I fully intend to write about the organized homeschool--and I have the notes to prove it, but God keeps sending me life-lessons that can't be ignored. Such as moving two households in one weekend--with three children ages four months, four years, and seven years. You might already imagine how flexibility might figure into this.
Organization was attempted. There were lists, boxes were labeled with contents and the room to be delivered to, packing was finished (mostly) the day before (think wee hours of the morning) the loaders arrived. Food was planned ahead. We had dollies and carts and old blankets for cushioning. Helpers arrived at the designated times. We remembered step stools, toilet paper, and paper towels.
And the sabotage of organization begins
Four-month-old babies don't always nap as long as you think they will. The help of a four-year-old does not actually save time. They won't postpone a seven-year-old's last soccer game of the season just because it's held at an inconvenient time. And there's no accounting for traffic in Seattle even if you don't have to use a freeway.

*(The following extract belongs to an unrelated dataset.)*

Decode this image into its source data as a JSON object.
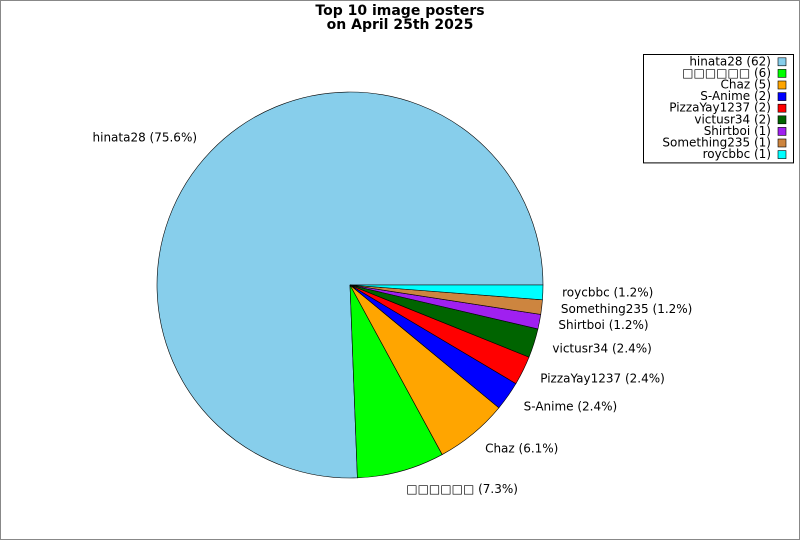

Nothing, and I mean nothing, happened according to schedule. It took longer to finish the final packing than we anticipated so the helpers loading the moving van had to step over and around the helpers emptying the refrigerator and freezer. Which delayed the departure of said moving van, which delayed the arrival of the moving van, which delayed the unloading, which delayed...
We had the necessary tools to take apart beds and dismantle the desk and bookshelves--or we thought we did. Who knew the one missing Allen wrench would be the only one we needed?
But Chaos was averted because Organization plus Flexibility equals Sanity.
When a four-year-old is excited about finding a flower in her new backyard, you stop what you are doing and share the excitement. When the seven-year-old sounds out the name of his new street, you stop and listen. And when a four-month-old laughs or smiles or cries or needs her diaper changed, you stop what you are doing. We could have been short-tempered and impatient if the schedule was the most important thing. But it wasn't.
The schedule helped us know what to do next. The organization helped us communicate expectations and keep working despite the interruptions and delays. It helped things go more smoothly than without it, but what we thought we could accomplish in a day didn't happen. In fact the "day's" work morphed into two-and-a-half.
And all of that was fine because flexibility is a necessity whatever the goals or demands. It is when we become too rigid, too glued to our schedule, that we lose our focus of what is really important.
Don't confuse the immediate task with what is important
Organization provides the framework for reaching the important goal, but flexibility allows us to do so without losing our patience. Flexibility helps us retain our joy.
Because at the end of the day it doesn't matter that the pantry hasn't been unpacked, but it does matter if one of God's gifts in the shape of a baby's smile and laughter goes unnoticed, therefore, unaccepted.
Gracious heavenly Father, we bow before Your throne and praise You for who You are. We see Your organization throughout creation, but we see Your flexibility as well. As we homeschool, as we go about our day, help us keep focused on what is important. Let Your Spirit living within us direct our steps for Your glory. Because of Jesus we come before You.